The group, which was comprised of 16-17 year olds from all over the UK, who had been selected to partake on their academic merit, was greeted by a full-packed schedule, meaning we were soon sitting in a lecture titled ‘nature and sources of the constitution’. Being exposed to a completely alien topic, about which nobody (excepting the lecturer) knew a great deal about, was somewhat refreshing: there was no competition, rather an engaging discussion about new ideas, and indeed how constitutional Law governs both our historical and modern day society.

The evening was rounded off by preparation for the following day’s activity: mooting. A new word to me, a moot is defined as “a mock judicial proceeding set up to examine a hypothetical case as an academic exercise.”, which in other words translates to a situation whereby two teams, comprised of two appellants and two respondents, apply the Law to a given case, both advocating for their side. Having had previous experience in debating and public speaking, I was reasonably surprised with the differences, and indeed more challenging aspects of a moot. Succeeding this, the afternoon was split between punting on the river Cam, and having the chance to take part in a supervision. Unique to Oxbridge, supervisions allow a small ratio of students to tutors to complete a more intimate discussion about a given subject, and often talk abut a given piece of reading, and each’s interpretation of it. The topic of conversation was ‘constitutional conventions’, about which we had previously read an article in preparation; thus furthering our lecture of the previous day. The evening closed with an ‘alumni discussion’ between current and past students, and their advice on university life and preparation for it.

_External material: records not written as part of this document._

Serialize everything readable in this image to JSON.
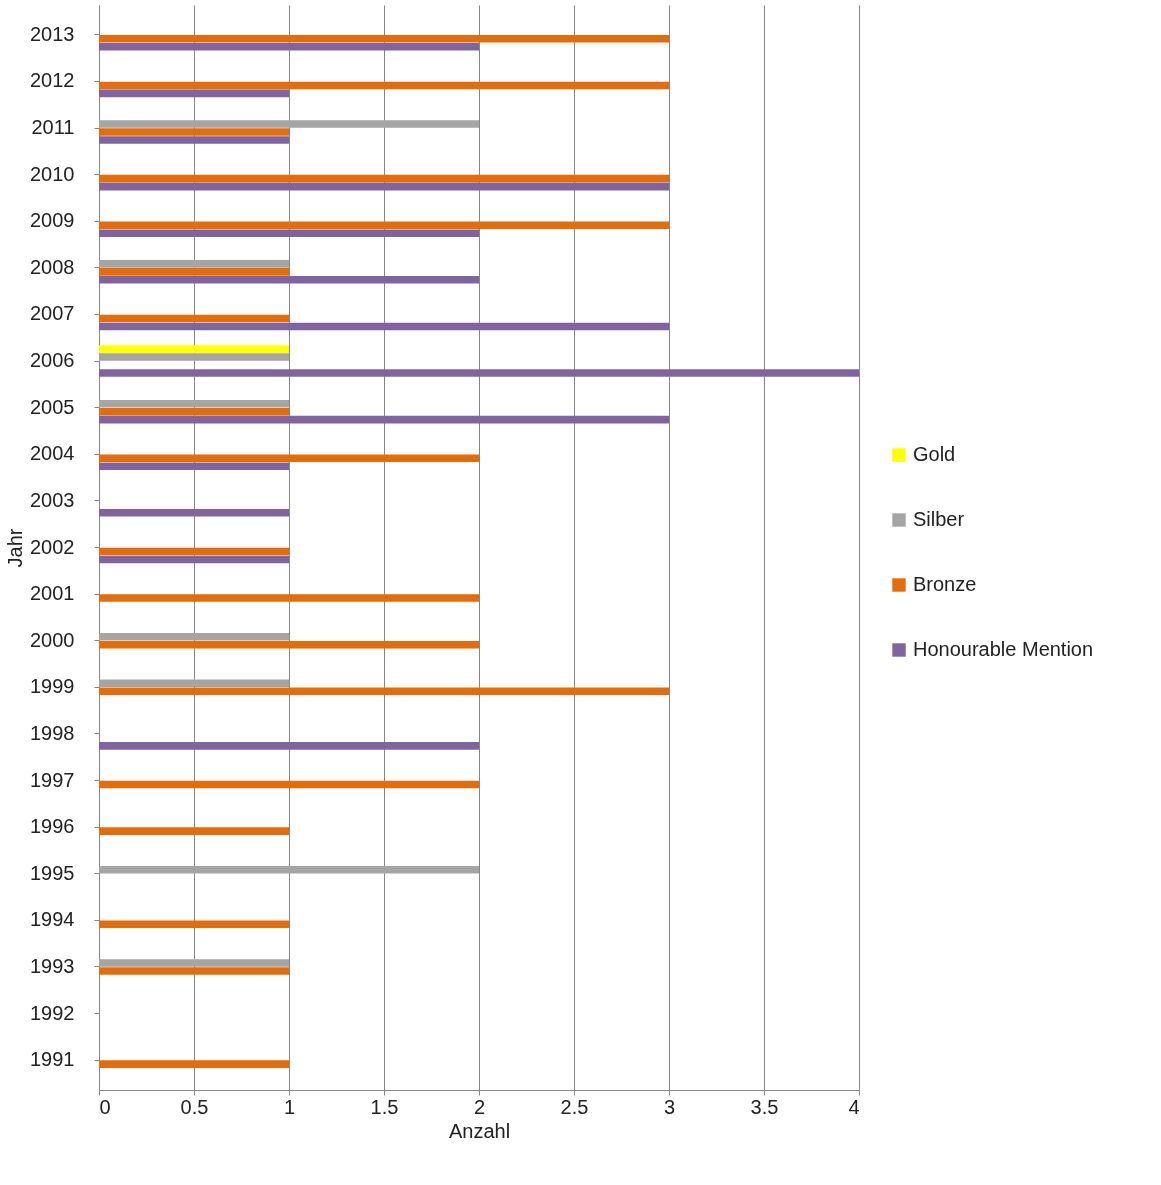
{
  "chart_data": {
    "type": "bar",
    "orientation": "horizontal",
    "xlabel": "Anzahl",
    "ylabel": "Jahr",
    "categories": [
      "2013",
      "2012",
      "2011",
      "2010",
      "2009",
      "2008",
      "2007",
      "2006",
      "2005",
      "2004",
      "2003",
      "2002",
      "2001",
      "2000",
      "1999",
      "1998",
      "1997",
      "1996",
      "1995",
      "1994",
      "1993",
      "1992",
      "1991"
    ],
    "series": [
      {
        "name": "Gold",
        "color": "#ffff00",
        "values": [
          0,
          0,
          0,
          0,
          0,
          0,
          0,
          1,
          0,
          0,
          0,
          0,
          0,
          0,
          0,
          0,
          0,
          0,
          0,
          0,
          0,
          0,
          0
        ]
      },
      {
        "name": "Silber",
        "color": "#a5a5a5",
        "values": [
          0,
          0,
          2,
          0,
          0,
          1,
          0,
          1,
          1,
          0,
          0,
          0,
          0,
          1,
          1,
          0,
          0,
          0,
          2,
          0,
          1,
          0,
          0
        ]
      },
      {
        "name": "Bronze",
        "color": "#e46c0a",
        "values": [
          3,
          3,
          1,
          3,
          3,
          1,
          1,
          0,
          1,
          2,
          0,
          1,
          2,
          2,
          3,
          0,
          2,
          1,
          0,
          1,
          1,
          0,
          1
        ]
      },
      {
        "name": "Honourable Mention",
        "color": "#8064a2",
        "values": [
          2,
          1,
          1,
          3,
          2,
          2,
          3,
          4,
          3,
          1,
          1,
          1,
          0,
          0,
          0,
          2,
          0,
          0,
          0,
          0,
          0,
          0,
          0
        ]
      }
    ],
    "xlim": [
      0,
      4
    ],
    "xticks": [
      0,
      0.5,
      1,
      1.5,
      2,
      2.5,
      3,
      3.5,
      4
    ],
    "grid": "x",
    "legend": "right"
  }
}
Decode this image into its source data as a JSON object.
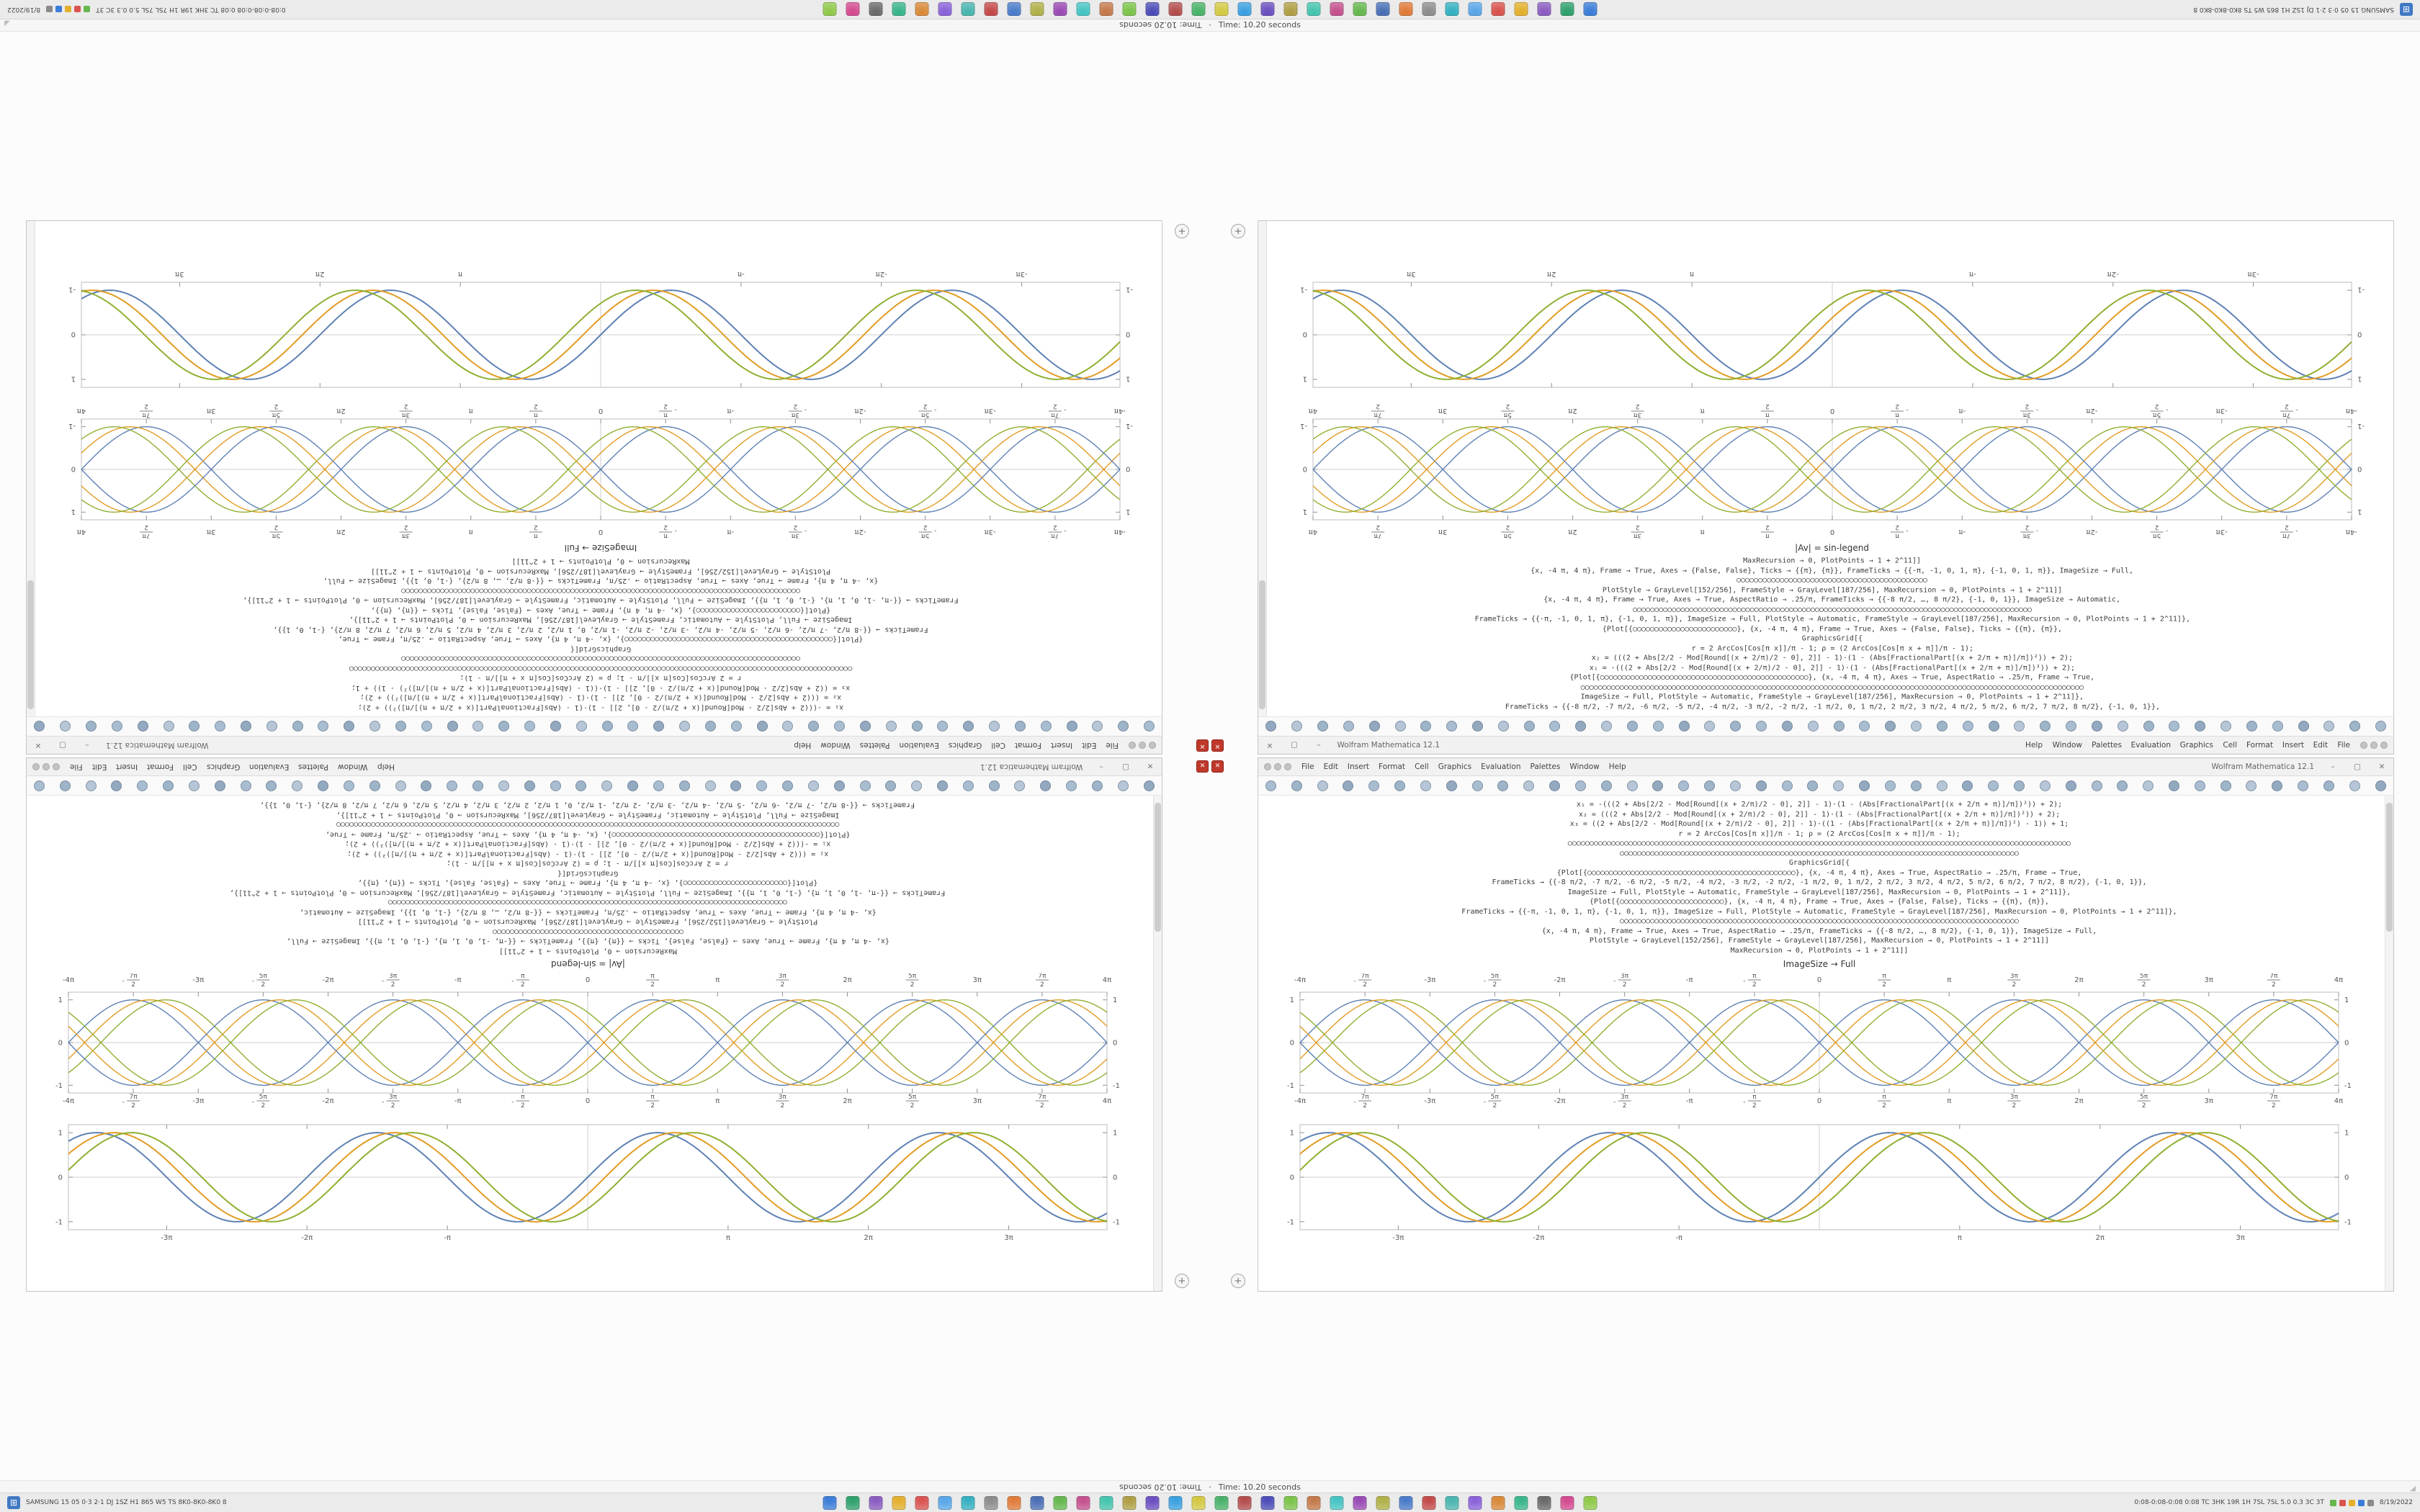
{
  "menu_bar": {
    "menus": [
      "File",
      "Edit",
      "Insert",
      "Format",
      "Cell",
      "Graphics",
      "Evaluation",
      "Palettes",
      "Window",
      "Help"
    ],
    "window_controls": {
      "minimize": "–",
      "maximize": "▢",
      "close": "✕"
    }
  },
  "toolbar": {
    "icons_per_window": 44,
    "icon_colors": [
      "#a9bdd1",
      "#9eb4c8",
      "#b6c6d6",
      "#93a9bf"
    ]
  },
  "center_badges": {
    "glyph": "✕",
    "color": "#c0392b"
  },
  "corner_button_glyph": "+",
  "windows": {
    "left": {
      "title": "Wolfram Mathematica 12.1",
      "label": "|Av| = sin-legend",
      "code": [
        "FrameTicks → {{-8 π/2, -7 π/2, -6 π/2, -5 π/2, -4 π/2, -3 π/2, -2 π/2, -1 π/2, 0, 1 π/2, 2 π/2, 3 π/2, 4 π/2, 5 π/2, 6 π/2, 7 π/2, 8 π/2}, {-1, 0, 1}},",
        "ImageSize → Full, PlotStyle → Automatic, FrameStyle → GrayLevel[187/256], MaxRecursion → 0, PlotPoints → 1 + 2^11]},",
        "○○○○○○○○○○○○○○○○○○○○○○○○○○○○○○○○○○○○○○○○○○○○○○○○○○○○○○○○○○○○○○○○○○○○○○○○○○○○○○○○○○○○○○○○○○○○○○○○○○○○○○○○○○○○○○○○○○○○",
        "{Plot[{○○○○○○○○○○○○○○○○○○○○○○○○○○○○○○○○○○○○○○○○○○○○○○○○}, {x, -4 π, 4 π}, Axes → True, AspectRatio → .25/π, Frame → True,",
        "x₁ = -(((2 + Abs[2/2 - Mod[Round[(x + 2/π)/2 - 0], 2]] - 1)·(1 - (Abs[FractionalPart[(x + 2/π + π)]/π])²)) + 2);",
        "x₂ = (((2 + Abs[2/2 - Mod[Round[(x + 2/π)/2 - 0], 2]] - 1)·(1 - (Abs[FractionalPart[(x + 2/π + π)]/π])²)) + 2);",
        "r = 2 ArcCos[Cos[π x]]/π - 1;      ρ = (2 ArcCos[Cos[π x + π]]/π - 1);",
        "GraphicsGrid[{",
        "{Plot[{○○○○○○○○○○○○○○○○○○○○○○○○}, {x, -4 π, 4 π}, Frame → True, Axes → {False, False}, Ticks → {{π}, {π}},",
        "FrameTicks → {{-π, -1, 0, 1, π}, {-1, 0, 1, π}}, ImageSize → Full, PlotStyle → Automatic, FrameStyle → GrayLevel[187/256], MaxRecursion → 0, PlotPoints → 1 + 2^11]},",
        "○○○○○○○○○○○○○○○○○○○○○○○○○○○○○○○○○○○○○○○○○○○○○○○○○○○○○○○○○○○○○○○○○○○○○○○○○○○○○○○○○○○○○○○○○○○○",
        "{x, -4 π, 4 π}, Frame → True, Axes → True, AspectRatio → .25/π, FrameTicks → {{-8 π/2, …, 8 π/2}, {-1, 0, 1}}, ImageSize → Automatic,",
        "PlotStyle → GrayLevel[152/256], FrameStyle → GrayLevel[187/256], MaxRecursion → 0, PlotPoints → 1 + 2^11]]",
        "○○○○○○○○○○○○○○○○○○○○○○○○○○○○○○○○○○○○○○○○○○○○",
        "{x, -4 π, 4 π}, Frame → True, Axes → {False, False}, Ticks → {{π}, {π}}, FrameTicks → {{-π, -1, 0, 1, π}, {-1, 0, 1, π}}, ImageSize → Full,",
        "MaxRecursion → 0, PlotPoints → 1 + 2^11]]"
      ]
    },
    "right": {
      "title": "Wolfram Mathematica 12.1",
      "label": "ImageSize → Full",
      "code": [
        "x₁ = -(((2 + Abs[2/2 - Mod[Round[(x + 2/π)/2 - 0], 2]] - 1)·(1 - (Abs[FractionalPart[(x + 2/π + π)]/π])²)) + 2);",
        "x₂ = (((2 + Abs[2/2 - Mod[Round[(x + 2/π)/2 - 0], 2]] - 1)·(1 - (Abs[FractionalPart[(x + 2/π + π)]/π])²)) + 2);",
        "x₃ = ((2 + Abs[2/2 - Mod[Round[(x + 2/π)/2 - 0], 2]] - 1)·((1 - (Abs[FractionalPart[(x + 2/π + π)]/π])²) - 1)) + 1;",
        "r = 2 ArcCos[Cos[π x]]/π - 1;      ρ = (2 ArcCos[Cos[π x + π]]/π - 1);",
        "○○○○○○○○○○○○○○○○○○○○○○○○○○○○○○○○○○○○○○○○○○○○○○○○○○○○○○○○○○○○○○○○○○○○○○○○○○○○○○○○○○○○○○○○○○○○○○○○○○○○○○○○○○○○○○○○○○○○",
        "○○○○○○○○○○○○○○○○○○○○○○○○○○○○○○○○○○○○○○○○○○○○○○○○○○○○○○○○○○○○○○○○○○○○○○○○○○○○○○○○○○○○○○○○○○○○",
        "GraphicsGrid[{",
        "{Plot[{○○○○○○○○○○○○○○○○○○○○○○○○○○○○○○○○○○○○○○○○○○○○○○○○}, {x, -4 π, 4 π}, Axes → True, AspectRatio → .25/π, Frame → True,",
        "FrameTicks → {{-8 π/2, -7 π/2, -6 π/2, -5 π/2, -4 π/2, -3 π/2, -2 π/2, -1 π/2, 0, 1 π/2, 2 π/2, 3 π/2, 4 π/2, 5 π/2, 6 π/2, 7 π/2, 8 π/2}, {-1, 0, 1}},",
        "ImageSize → Full, PlotStyle → Automatic, FrameStyle → GrayLevel[187/256], MaxRecursion → 0, PlotPoints → 1 + 2^11]},",
        "{Plot[{○○○○○○○○○○○○○○○○○○○○○○○○}, {x, -4 π, 4 π}, Frame → True, Axes → {False, False}, Ticks → {{π}, {π}},",
        "FrameTicks → {{-π, -1, 0, 1, π}, {-1, 0, 1, π}}, ImageSize → Full, PlotStyle → Automatic, FrameStyle → GrayLevel[187/256], MaxRecursion → 0, PlotPoints → 1 + 2^11]},",
        "○○○○○○○○○○○○○○○○○○○○○○○○○○○○○○○○○○○○○○○○○○○○○○○○○○○○○○○○○○○○○○○○○○○○○○○○○○○○○○○○○○○○○○○○○○○○",
        "{x, -4 π, 4 π}, Frame → True, Axes → True, AspectRatio → .25/π, FrameTicks → {{-8 π/2, …, 8 π/2}, {-1, 0, 1}}, ImageSize → Full,",
        "PlotStyle → GrayLevel[152/256], FrameStyle → GrayLevel[187/256], MaxRecursion → 0, PlotPoints → 1 + 2^11]]",
        "MaxRecursion → 0, PlotPoints → 1 + 2^11]]"
      ]
    }
  },
  "chart_data": [
    {
      "id": "plot-braided-sines",
      "type": "line",
      "title": "",
      "xlabel": "",
      "ylabel": "",
      "x_range_pi": [
        -4,
        4
      ],
      "ylim": [
        -1.18,
        1.18
      ],
      "frame": true,
      "center_axes": true,
      "labels_top": true,
      "stroke_width": 1.4,
      "series": [
        {
          "name": "sin(x)",
          "phase_pi": 0,
          "sign": 1,
          "color": "#5e81b5"
        },
        {
          "name": "sin(x - π/8)",
          "phase_pi": 0.125,
          "sign": 1,
          "color": "#e19c24"
        },
        {
          "name": "sin(x - π/4)",
          "phase_pi": 0.25,
          "sign": 1,
          "color": "#8fb032"
        },
        {
          "name": "-sin(x)",
          "phase_pi": 0,
          "sign": -1,
          "color": "#5e81b5"
        },
        {
          "name": "-sin(x - π/8)",
          "phase_pi": 0.125,
          "sign": -1,
          "color": "#e19c24"
        },
        {
          "name": "-sin(x - π/4)",
          "phase_pi": 0.25,
          "sign": -1,
          "color": "#8fb032"
        }
      ],
      "x_ticks": [
        {
          "v": -4,
          "l": "-4π"
        },
        {
          "v": -3.5,
          "l": "-7π/2"
        },
        {
          "v": -3,
          "l": "-3π"
        },
        {
          "v": -2.5,
          "l": "-5π/2"
        },
        {
          "v": -2,
          "l": "-2π"
        },
        {
          "v": -1.5,
          "l": "-3π/2"
        },
        {
          "v": -1,
          "l": "-π"
        },
        {
          "v": -0.5,
          "l": "-π/2"
        },
        {
          "v": 0,
          "l": "0"
        },
        {
          "v": 0.5,
          "l": "π/2"
        },
        {
          "v": 1,
          "l": "π"
        },
        {
          "v": 1.5,
          "l": "3π/2"
        },
        {
          "v": 2,
          "l": "2π"
        },
        {
          "v": 2.5,
          "l": "5π/2"
        },
        {
          "v": 3,
          "l": "3π"
        },
        {
          "v": 3.5,
          "l": "7π/2"
        },
        {
          "v": 4,
          "l": "4π"
        }
      ],
      "y_ticks": [
        {
          "v": -1,
          "l": "-1"
        },
        {
          "v": 0,
          "l": "0"
        },
        {
          "v": 1,
          "l": "1"
        }
      ]
    },
    {
      "id": "plot-phased-sines",
      "type": "line",
      "title": "",
      "xlabel": "",
      "ylabel": "",
      "x_range_pi": [
        -3.7,
        3.7
      ],
      "ylim": [
        -1.18,
        1.18
      ],
      "frame": true,
      "center_axes": true,
      "labels_top": false,
      "stroke_width": 2,
      "series": [
        {
          "name": "sin(x)",
          "phase_pi": 0,
          "sign": 1,
          "color": "#5e81b5"
        },
        {
          "name": "sin(x - π/8)",
          "phase_pi": 0.125,
          "sign": 1,
          "color": "#e19c24"
        },
        {
          "name": "sin(x - π/4)",
          "phase_pi": 0.25,
          "sign": 1,
          "color": "#8fb032"
        }
      ],
      "x_ticks": [
        {
          "v": -3,
          "l": "-3π"
        },
        {
          "v": -2,
          "l": "-2π"
        },
        {
          "v": -1,
          "l": "-π"
        },
        {
          "v": 1,
          "l": "π"
        },
        {
          "v": 2,
          "l": "2π"
        },
        {
          "v": 3,
          "l": "3π"
        }
      ],
      "y_ticks": [
        {
          "v": -1,
          "l": "-1"
        },
        {
          "v": 0,
          "l": "0"
        },
        {
          "v": 1,
          "l": "1"
        }
      ]
    }
  ],
  "status_bar": {
    "time_text": "Time: 10.20 seconds",
    "separator": "·",
    "grip": "◢"
  },
  "taskbar": {
    "start_glyph": "⊞",
    "left_text": "SAMSUNG 15 05 0·3 2·1 DJ 1SZ H1 865 W5 TS 8K0-8K0-8K0 8",
    "right_text": "0:08-0:08-0:08 0:08 TC 3HK 19R 1H 7SL 7SL 5.0 0.3 3C 3T",
    "date": "8/19/2022",
    "app_colors": [
      "#3b7dd8",
      "#2ea06c",
      "#8a5bc0",
      "#e3b02e",
      "#d9534f",
      "#58a6e8",
      "#35b0c0",
      "#8d8d8d",
      "#e07b39",
      "#4a6fb5",
      "#66b74e",
      "#c4508e",
      "#45c4ad",
      "#b09f45",
      "#6b4fc0",
      "#3aa0e0",
      "#d4c944",
      "#49b26a",
      "#b34d4d",
      "#4c4cb8",
      "#7cc44b",
      "#c4794a",
      "#46c4c4",
      "#9a4ab5",
      "#b0b04a",
      "#4a7bc9",
      "#c44a4a",
      "#4ab5b0",
      "#8a62d9",
      "#d98a39",
      "#39b58a",
      "#6a6a6a",
      "#d44a90",
      "#90c94a"
    ],
    "tray_colors": [
      "#66b74e",
      "#d9534f",
      "#e3b02e",
      "#3b7dd8",
      "#8a8a8a"
    ]
  }
}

The final day was busy: a wake up at 8 am for breakfast in the hall, in which we were shadowed by Henry VIII’s portrait, preceded my favourite morning. The Director of Studies, Dr Benjamin Spagnolo gave an overview of admissions, the interview and the Cambridge Law Test, before we received an address by the Rt Hon. The Lord Walker of Gestingthorpe PC. Having such an insightful man, who has served in the highest position as Justice of the Supreme Court, give us a personal story of both his journey from university to Walker LJ and recollection of some memorable cases, was an invaluable opportunity, and one I shan’t forget for some time.

Rounding off my time at Trinity, the Law Faculty had it’s open day, in which we were given a tour of the Squire Law library and it’s facilities, before indulging in our last lecture of the residential; Furtum: Theft in Roman law. Having studied Latin at GCSE, this talk was of particular interest to me, and is also a topic unique to Cambridge’s Law degree.

My time at Trinity, albeit short, was possibly one of the best ways to end off my Lower sixth year at school; I was given direction and reassurance as to how I should approach application to university, but also how I should prepare, and which resources were of benefit. The access team at Trinity were fantastic in making everyone feel welcome, and indeed ensured a smooth and enjoyable time. The addition of past and current students to help, meant that any queries or concerns never went unanswered. Discovering one of Cambridge’s most prestigious colleges, and being being to dine thrice daily in a hall hundreds of years old, founded by Henry VIII, was awe-inspiring to say the least. The opportunity afforded to me at Trinity has cemented my thoughts that Law is the degree for me, and I will certainly be hoping to see Cambridge as a University destination as a result!"